Demikian juga tatkala Muhammad ingin mengembil salah seorang dari putra pamannya, Abu Tholib, maka Khadijah menyediakan suatu ruangan bagi Ali bin Abi Tholib radhiallâhu 'anhu agar dia dapat mencontoh akhlak suaminya, Muhammad Saw. Allah memberikan karunia pada rumah tangga tersebut berupa kebehagaian dan nikmat yang berlimpah, dan mengkaruniakan pada keduanya putra-putri yang bernama al-Qasim, Abdullah, Zainab, Ruqqayah, Ummi Kalsum dan Fatimah.


C.     Pengangkatan Muhammad Sebagai Rasul

Tatkala usia Muhammad sudah mendekati 40 tahun dan perenungan­nya terdahulu telah memperluas jurang pemikiran antara diri beliau dan kaumnya, beliau mulai suka mengasingkan diri. Karenanya beliau biasa membawa roti yang terbuat dari gandum dan bekal air menuju gua Hira' yang terletak di Jabal Nur, yaitu sejauh hampir 2 mil dari Mekkah. Gua ini merupakan gua yang sejuk, panjangnya 4 hasta, lebarnya 1,75 hasta dengan ukuran zira' al-Hadid (hasta ukuran besi). Beliau tinggal di dalam gua tersebut bulan Ramadhan, memberi makan orang-orang miskin yang mengunjunginya, menghabiskan ­waktunya dalam beribadah dan berfikir mengenai pemandangan alam di sekitarnya dan kekuasaan yang menciptakan sedemikian sempurna di balik itu. Beliau tidak dapat tenang melihat kondisi kaumnya yang masih terbelenggu oleh keyakinan syirik yang usang dan gambaran tentangnya yang demikian rapuh, akan tetapi beliau tidak memiliki jalan yang terang, manhaj yang jelas ataupun jalan yang harus dituju, yang berkenan di hatinya dan disetujuinya.
Pilihan mengasingkan diri ('uzlah) yang diambil oleh beliau ini merupakan bagian dari tadbir (skenario) Allah terhadapnya. Juga agar terputusnya kontak dengan kesibukan-kesibukan duniawi, gon­cangan kehidupan dan ambisi-ambisi kecil manusia yang mengusik kehidupan menjadi sebagai suatu perubahan, untuk kemudian me­persiapkan diri menghadapi urusan besar yang sudah menantinya sehingga siap mengemban amanah yang agung, merubah wajah  bumi dan meluruskan garis sejarah. 'Uzlah yang sudah diatur oleh Allah ini terjadi tiga tahun menjelang beliau diangkat sebagai Rasul.

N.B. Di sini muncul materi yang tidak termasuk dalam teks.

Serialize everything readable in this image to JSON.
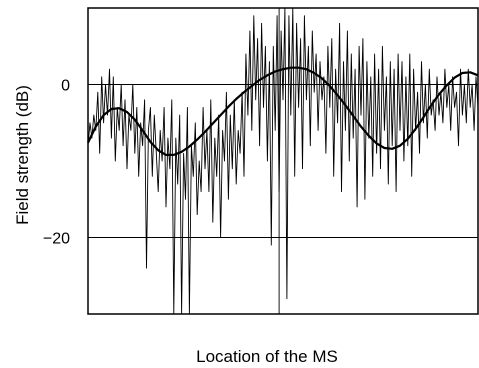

Beliau menjalani 'uzlah ini selama sebulan dengan semangat hidup yang penuh kebebasan dan merenungi keghaiban yang tersembunyi di balik kehidupan tersebut hingga tiba waktunya untuk berinteraksi dengannya saat Allah memperkenankannya.[14]
Tatkala usia beliau genap empat puluh tahun yang merupakan puncak kematangan, dan ada pula yang menyatakan bahwa di usia inilah para rasul diutus, tanda-tanda nubuwwah (kenabian) nampak dan bersinar, di antaranya, adanya sebuah batu di Mekkah yang mengucapkan salam kepada beliau, juga beliau tidak bermimpi kecuali sangat jelas, sejelas fajar subuh yang menyingsing. Hal ini berlangsung hingga enam bulan sementara masa kenabian berlang­ung selama dua puluh tiga tahun sehingga ru'ya shadiqah (mimpi yang benar) ini merupakan bagian dari empat puluh enam tanda kenabian. Ketika pengasingan dirinya ('uzlah) di gua Hira' memasuki tahun ketiga, tepatnya di bulan Ramadhan, Allah menghendaki rahmat-Nya terlimpahkan kepada segenap penduduk bumi, lalu dimuliakanlah beliau dengan mengangkatnya sebagai nabi, lalu Jibril turun kepadanya dengan membawa beberapa ayat al-Qur'an.[15]
Setelah memperhatikan dan mengamati beberapa bukti penguat dan dalil-dalil, kita dapat menentukan terjadinya peristiwa tersebut secara tepat, yaitu pada hari Senin, tangga1 21 Ramadhan, di malam hari, bertepatan dengan tangga1 10 Agustus tahun 610 M. Tepatnya, atau saat itu sudah berusia 40 tahun, 6 bulan, 12 hari menurut  kalender Hijriah dan sekitar usia 39 tahun, 3 bulan, 20 hari berdasarkan, kalender Masehi.[16]
Wahyu yang pertama dialami oleh Rasulullah adalah berupa ar-ru'ya ash-shalihah (mimpi yang benar) dalam tidur. Beliau tidak bermimpi melainkan sangat jelas, sejelas fajar shubuh yang menyingsing, kemudian beliau mulai suka menyendiri dan beliau melakukannya di gua Hira', di mana beliau beribadah di dalamnya selama beberapa malam. Selanjutnya kembali ke keluarganya dan mengambil perbekalan untuk itu, kemudian kembali lagi kepada istrinya, Khadijah, dan mengambil perbekalan yang sama. Hingga akhirnya, pada suatu hari, datanglah kebenaran kepadanya saat beliau berada di gua Hira' tersebut.[17] Seorang malaikat datang menghampiri sembari berkata, "Bacalah!", (beliau berkata) lalu aku menjawab, "Aku tidak bisa membaca!." Beliau  bertutur lagi, "Kemudian dia memegang dan merengkuhku hingga aku kehabisan tenaga, lalu setelah itu melepaskanku sembari berkata, "Bacalah!" Aku tetap menjawab, "Aku tidak bisa membaca!" Lalu untuk kedua kalinya, dia memegang dan merengkuhku hingga aku kehabisan tenaga kemudian melepaskanku seraya berkata lagi, "Baca­lah!" Aku tetap menjawab, "Aku tidak bisa membaca!" Kemudian dia melakukan hal yang sama untuk ketiga kalinya, sembari berkata,
اقرأ باسم ربك الذى خلق (P) خلق الإنسن من علق (Q) إقرأوربك الأكرم (R) الذى علم بالقلم (S) علم الإنسن ما لم يعلم (T) ( العلق : ١-٥)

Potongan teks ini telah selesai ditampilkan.